En effet, ceux qui sont dans une précarité extrême, qui vivent dehors exposés à toutes les violences témoignent de l’ultime rempart qu’est pour eux l’animal ; non pas contre les rixes éventuelles, mais contre la désagrégation sociale et morale. Christophe Blanchard, qui est sociologue, a consacré sa thèse à ce sujet. Il constate que ces hommes et femmes traitent souvent mieux leur animal qu’ils ne se traitent eux-mêmes. Plusieurs sans-abri ont insisté auprès du sociologue qui les interrogeait sur le point suivant : ils ne cherchent pas à exploiter l’animal en faisant la manche à côté de lui, c’est simplement qu’ils n’ont nulle part où le laisser.

Vous avez une bonne connaissance des zoos et vous leur avez consacré un livre (Zoos. Un nouveau pacte avec la nature,Buchet-Chastel, 2019). Alors que la captivité des animaux sauvages est de plus en plus critiquée, quelle est votre position sur le sujet ?

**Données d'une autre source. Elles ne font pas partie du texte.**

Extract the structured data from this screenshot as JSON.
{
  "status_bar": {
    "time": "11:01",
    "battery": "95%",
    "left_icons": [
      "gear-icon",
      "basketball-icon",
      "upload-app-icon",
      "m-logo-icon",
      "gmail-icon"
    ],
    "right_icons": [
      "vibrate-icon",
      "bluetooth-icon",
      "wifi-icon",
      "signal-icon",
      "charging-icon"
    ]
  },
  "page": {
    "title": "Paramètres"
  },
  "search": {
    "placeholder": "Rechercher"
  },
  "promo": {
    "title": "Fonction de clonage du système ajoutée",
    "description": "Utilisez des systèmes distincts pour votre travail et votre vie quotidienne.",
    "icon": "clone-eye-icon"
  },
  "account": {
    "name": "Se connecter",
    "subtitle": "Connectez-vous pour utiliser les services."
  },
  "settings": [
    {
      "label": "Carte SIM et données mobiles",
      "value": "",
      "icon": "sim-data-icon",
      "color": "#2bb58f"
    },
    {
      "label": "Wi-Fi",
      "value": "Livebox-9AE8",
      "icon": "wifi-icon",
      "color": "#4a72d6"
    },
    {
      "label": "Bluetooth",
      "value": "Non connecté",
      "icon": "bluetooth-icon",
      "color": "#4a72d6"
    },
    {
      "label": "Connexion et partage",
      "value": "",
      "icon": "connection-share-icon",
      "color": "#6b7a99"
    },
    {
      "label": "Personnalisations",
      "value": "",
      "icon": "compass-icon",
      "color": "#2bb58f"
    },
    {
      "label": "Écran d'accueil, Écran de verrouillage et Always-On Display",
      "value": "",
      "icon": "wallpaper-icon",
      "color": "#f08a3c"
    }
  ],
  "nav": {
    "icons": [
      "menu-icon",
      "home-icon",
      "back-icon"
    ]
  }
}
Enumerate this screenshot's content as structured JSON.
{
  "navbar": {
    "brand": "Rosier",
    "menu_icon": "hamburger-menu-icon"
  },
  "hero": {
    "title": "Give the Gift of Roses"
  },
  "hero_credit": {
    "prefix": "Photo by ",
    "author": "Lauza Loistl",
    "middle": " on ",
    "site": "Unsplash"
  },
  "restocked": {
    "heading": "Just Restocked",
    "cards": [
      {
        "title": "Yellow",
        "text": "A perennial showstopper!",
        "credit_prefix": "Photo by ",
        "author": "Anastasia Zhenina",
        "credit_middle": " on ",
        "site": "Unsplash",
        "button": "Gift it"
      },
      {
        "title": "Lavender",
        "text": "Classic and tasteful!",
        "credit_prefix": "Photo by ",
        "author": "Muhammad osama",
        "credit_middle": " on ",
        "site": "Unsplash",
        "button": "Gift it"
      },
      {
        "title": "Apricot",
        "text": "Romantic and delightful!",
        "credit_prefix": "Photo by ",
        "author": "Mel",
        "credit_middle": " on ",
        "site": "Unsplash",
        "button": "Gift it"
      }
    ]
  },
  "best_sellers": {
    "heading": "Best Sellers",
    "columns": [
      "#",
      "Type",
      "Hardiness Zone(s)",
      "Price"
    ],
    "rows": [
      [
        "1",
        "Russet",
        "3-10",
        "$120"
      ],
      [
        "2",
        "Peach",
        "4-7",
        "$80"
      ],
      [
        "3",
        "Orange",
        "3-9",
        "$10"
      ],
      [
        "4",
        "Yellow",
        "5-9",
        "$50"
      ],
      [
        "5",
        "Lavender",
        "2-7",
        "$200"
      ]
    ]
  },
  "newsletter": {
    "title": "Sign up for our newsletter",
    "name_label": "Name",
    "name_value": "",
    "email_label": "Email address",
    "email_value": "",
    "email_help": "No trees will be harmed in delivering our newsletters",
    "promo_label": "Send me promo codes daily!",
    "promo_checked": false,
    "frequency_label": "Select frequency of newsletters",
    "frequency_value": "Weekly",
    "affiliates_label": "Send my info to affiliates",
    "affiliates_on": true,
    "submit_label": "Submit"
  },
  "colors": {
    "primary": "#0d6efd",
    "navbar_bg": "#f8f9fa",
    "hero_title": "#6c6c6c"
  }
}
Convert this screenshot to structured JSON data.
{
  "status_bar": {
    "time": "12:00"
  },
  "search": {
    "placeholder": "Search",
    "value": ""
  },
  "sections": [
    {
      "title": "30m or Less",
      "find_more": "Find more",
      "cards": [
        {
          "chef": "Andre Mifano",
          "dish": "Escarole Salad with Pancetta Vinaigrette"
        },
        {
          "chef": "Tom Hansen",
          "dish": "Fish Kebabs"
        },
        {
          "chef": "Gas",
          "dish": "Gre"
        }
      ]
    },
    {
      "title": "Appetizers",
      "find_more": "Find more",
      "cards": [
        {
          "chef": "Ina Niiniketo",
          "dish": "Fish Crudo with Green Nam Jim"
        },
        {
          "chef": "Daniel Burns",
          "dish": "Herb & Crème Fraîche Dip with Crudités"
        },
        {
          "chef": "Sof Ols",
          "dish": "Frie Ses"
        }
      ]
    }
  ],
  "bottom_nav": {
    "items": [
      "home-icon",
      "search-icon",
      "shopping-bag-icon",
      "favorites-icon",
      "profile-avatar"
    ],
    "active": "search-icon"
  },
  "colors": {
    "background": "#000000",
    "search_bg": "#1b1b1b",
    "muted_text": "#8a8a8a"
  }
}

Je reste très favorable aux zoos, qui sont aujourd’hui des outils importants de la conservation de la nature. Les parcs se sont énormément améliorés. Dans l’Antiquité, c’était un signe de pouvoir de posséder des animaux sauvages enfermés. Puis est venue l’époque où les parcs animaliers faisaient de la pédagogie sauvage, montraient des animaux que l’on ne voyait pas ailleurs.

De nos jours les zoos préservent des animaux menacés. On le sait peu, mais les zoos investissent dans la préservation des écosystèmes. Ils font de la conservation in situ et ex situ. Ils financent des scientifiques et des missions de terrain. Mais il existe encore de mauvais zoos qui ne remplissent pas leurs devoirs fondamentaux que sont la conservation, la recherche, et l’éducation. Ils sont appelés à disparaître tant est puissant le mouvement en faveur de l’animal actuellement.

Qu’est-ce qu’un «mauvais zoo» ?

Des éléments objectifs permettent de le repérer. Il n’y a pas ou peu de cachettes, les animaux sociaux sont seuls ou les animaux non sociaux sont réunis en groupe. Les zoos qui ont ma préférence font des présentations mixtes : ils mélangent les animaux, c’est comme cela que ça se passe dans la nature.

Laurence Paoli : Quand les animaux nous font du bien, Buchet-Chastel, 256pp.